The mechanisms behind the antitumor effects of exercise training (ExTr) are not fully understood. Using mouse models of established breast cancer, we examined here the causal role of CD8+ T cells in the benefit acquired from ExTr in tumor control, as well as the ability of ExTr to improve immunotherapy responses. We implanted E0771, EMT6, MMTV-PyMT, and MCa-M3C breast cancer cells orthotopically in wild-type or Cxcr3-/- female mice and initiated intensity-controlled ExTr sessions when tumors reached approximately 100 mm3 We characterized the tumor microenvironment (TME) using flow cytometry, transcriptome analysis, proteome array, ELISA, and immunohistochemistry. We used antibodies against CD8+ T cells for cell depletion. Treatment with immune checkpoint blockade (ICB) consisted of anti-PD-1 alone or in combination with anti-CTLA-4. ExTr delayed tumor growth and induced vessel normalization, demonstrated by increased pericyte coverage and perfusion and by decreased hypoxia. ExTr boosted CD8+ T-cell infiltration, with enhanced effector function. CD8+ T-cell depletion prevented the antitumor effect of ExTr. The recruitment of CD8+ T cells and the antitumor effects of ExTr were abrogated in Cxcr3-/- mice, supporting the causal role of the CXCL9/CXCL11-CXCR3 pathway. ExTr also sensitized ICB-refractory breast cancers to treatment. Our results indicate that ExTr can normalize the tumor vasculature, reprogram the immune TME, and enhance the antitumor activity mediated by CD8+ T cells via CXCR3, boosting ICB responses. Our findings and mechanistic insights provide a rationale for the clinical translation of ExTr to improve immunotherapy of breast cancer.
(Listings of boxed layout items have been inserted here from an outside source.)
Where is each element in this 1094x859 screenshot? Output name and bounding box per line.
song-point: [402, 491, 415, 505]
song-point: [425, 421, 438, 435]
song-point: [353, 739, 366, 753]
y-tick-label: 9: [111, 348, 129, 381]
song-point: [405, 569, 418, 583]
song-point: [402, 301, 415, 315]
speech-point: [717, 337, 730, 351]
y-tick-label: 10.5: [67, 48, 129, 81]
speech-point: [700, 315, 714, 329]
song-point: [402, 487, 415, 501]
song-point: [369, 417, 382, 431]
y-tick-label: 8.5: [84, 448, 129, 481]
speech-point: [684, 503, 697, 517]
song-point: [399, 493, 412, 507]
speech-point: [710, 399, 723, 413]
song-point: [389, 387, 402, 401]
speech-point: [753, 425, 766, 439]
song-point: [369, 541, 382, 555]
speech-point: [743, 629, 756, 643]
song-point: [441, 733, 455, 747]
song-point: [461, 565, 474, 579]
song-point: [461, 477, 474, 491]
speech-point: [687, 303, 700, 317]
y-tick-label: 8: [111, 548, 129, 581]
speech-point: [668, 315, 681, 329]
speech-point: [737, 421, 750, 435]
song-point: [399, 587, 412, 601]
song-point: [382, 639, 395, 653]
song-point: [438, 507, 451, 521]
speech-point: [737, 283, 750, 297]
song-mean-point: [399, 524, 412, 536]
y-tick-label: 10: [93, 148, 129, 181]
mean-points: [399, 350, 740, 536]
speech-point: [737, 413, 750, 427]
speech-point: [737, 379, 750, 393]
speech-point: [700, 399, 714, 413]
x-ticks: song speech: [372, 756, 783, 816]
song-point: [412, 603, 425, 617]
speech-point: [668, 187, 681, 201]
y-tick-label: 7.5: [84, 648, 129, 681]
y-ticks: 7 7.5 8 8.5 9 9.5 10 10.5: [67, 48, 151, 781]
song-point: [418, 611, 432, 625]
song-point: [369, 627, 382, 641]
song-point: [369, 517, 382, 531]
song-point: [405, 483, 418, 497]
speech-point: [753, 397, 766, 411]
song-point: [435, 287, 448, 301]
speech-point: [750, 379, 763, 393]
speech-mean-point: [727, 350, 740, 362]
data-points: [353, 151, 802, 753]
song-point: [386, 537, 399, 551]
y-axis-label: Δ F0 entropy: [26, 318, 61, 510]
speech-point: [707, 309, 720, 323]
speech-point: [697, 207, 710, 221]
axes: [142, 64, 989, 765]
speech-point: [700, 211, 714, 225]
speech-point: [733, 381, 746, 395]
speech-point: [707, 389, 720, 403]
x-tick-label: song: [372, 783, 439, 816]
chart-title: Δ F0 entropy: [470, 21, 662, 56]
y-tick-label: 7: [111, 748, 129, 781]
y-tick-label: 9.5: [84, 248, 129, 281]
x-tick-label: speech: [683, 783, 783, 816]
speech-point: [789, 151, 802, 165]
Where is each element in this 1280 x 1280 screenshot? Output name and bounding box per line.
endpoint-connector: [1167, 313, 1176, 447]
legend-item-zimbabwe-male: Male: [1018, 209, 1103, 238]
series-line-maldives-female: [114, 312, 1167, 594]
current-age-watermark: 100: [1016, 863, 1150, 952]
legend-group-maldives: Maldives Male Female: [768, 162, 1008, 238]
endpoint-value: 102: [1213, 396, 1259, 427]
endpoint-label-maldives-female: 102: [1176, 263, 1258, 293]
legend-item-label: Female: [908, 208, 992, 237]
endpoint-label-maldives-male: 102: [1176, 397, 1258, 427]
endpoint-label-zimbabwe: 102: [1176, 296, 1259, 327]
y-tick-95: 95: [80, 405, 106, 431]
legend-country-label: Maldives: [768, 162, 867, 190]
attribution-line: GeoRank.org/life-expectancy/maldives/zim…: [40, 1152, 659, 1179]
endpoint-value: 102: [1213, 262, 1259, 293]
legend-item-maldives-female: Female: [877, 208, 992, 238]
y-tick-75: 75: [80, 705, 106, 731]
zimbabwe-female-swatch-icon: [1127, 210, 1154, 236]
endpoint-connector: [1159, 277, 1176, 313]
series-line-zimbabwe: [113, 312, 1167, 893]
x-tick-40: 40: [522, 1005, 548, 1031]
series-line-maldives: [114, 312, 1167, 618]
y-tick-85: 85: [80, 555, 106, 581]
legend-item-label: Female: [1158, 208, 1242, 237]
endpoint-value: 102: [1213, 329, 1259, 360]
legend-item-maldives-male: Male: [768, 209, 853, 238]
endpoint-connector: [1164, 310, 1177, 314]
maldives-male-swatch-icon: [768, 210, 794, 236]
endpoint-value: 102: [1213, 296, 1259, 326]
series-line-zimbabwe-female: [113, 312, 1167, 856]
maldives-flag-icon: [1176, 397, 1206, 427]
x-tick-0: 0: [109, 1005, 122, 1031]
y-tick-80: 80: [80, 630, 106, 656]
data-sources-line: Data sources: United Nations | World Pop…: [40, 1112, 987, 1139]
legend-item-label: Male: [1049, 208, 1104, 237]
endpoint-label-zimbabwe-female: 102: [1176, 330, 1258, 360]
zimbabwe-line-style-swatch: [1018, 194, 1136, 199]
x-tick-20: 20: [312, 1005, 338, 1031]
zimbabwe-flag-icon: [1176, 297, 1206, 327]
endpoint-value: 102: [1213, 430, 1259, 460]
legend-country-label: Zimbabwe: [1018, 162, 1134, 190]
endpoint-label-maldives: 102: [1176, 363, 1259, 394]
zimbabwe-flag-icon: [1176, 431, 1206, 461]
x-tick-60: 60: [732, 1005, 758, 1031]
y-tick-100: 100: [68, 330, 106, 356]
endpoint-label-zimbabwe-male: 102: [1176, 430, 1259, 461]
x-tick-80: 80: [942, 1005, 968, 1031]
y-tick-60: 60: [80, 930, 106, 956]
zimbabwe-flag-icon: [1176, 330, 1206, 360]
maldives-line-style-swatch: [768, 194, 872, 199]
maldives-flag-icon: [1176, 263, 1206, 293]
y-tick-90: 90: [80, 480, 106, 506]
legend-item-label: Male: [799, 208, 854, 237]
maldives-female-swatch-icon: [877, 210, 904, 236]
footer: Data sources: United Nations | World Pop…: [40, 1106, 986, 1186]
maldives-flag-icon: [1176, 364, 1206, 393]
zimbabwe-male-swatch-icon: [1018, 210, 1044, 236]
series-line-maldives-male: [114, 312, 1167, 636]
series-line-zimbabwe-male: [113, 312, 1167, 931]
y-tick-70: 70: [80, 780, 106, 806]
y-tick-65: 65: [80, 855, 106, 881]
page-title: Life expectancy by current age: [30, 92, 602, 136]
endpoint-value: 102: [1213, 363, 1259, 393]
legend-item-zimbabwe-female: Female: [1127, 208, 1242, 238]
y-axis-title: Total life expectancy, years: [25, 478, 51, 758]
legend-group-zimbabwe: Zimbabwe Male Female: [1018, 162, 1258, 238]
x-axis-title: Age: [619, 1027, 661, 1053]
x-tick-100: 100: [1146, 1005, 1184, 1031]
Losartan treatment enhances chemotherapy efficacy and reduces ascites in ovarian cancer models by normalizing the tumor stroma.

In ovarian cancer patients, tumor fibrosis and angiotensin-driven fibrogenic signaling have been shown to inversely correlate with survival. We sought to enhance drug delivery and therapeutic efficacy by remodeling the dense extracellular matrix in two orthotopic human ovarian carcinoma xenograft models. We hypothesized that targeting the angiotensin signaling axis with losartan, an approved angiotensin system inhibitor, could reduce extracellular matrix content and the associated "solid stress," leading to better anticancer therapeutic effect. We report here four translatable findings: (i) losartan treatment enhances the efficacy of paclitaxel-a drug used for ovarian cancer treatment-via normalizing the tumor microenvironment, resulting in improved vessel perfusion and drug delivery; (ii) losartan depletes matrix via inducing antifibrotic miRNAs that should be tested as candidate biomarkers of response or resistance to chemotherapy; (iii) although losartan therapy alone does not reduce tumor burden, it reduces both the incidence and the amount of ascites formed; and (iv) our retrospective analysis revealed that patients receiving angiotensin system inhibitors concurrently with standard treatment for ovarian cancer exhibited 30 mo longer overall survival compared with patients on other antihypertensives. Our findings provide the rationale and supporting data for a clinical trial on combined losartan and chemotherapy in ovarian cancer patients.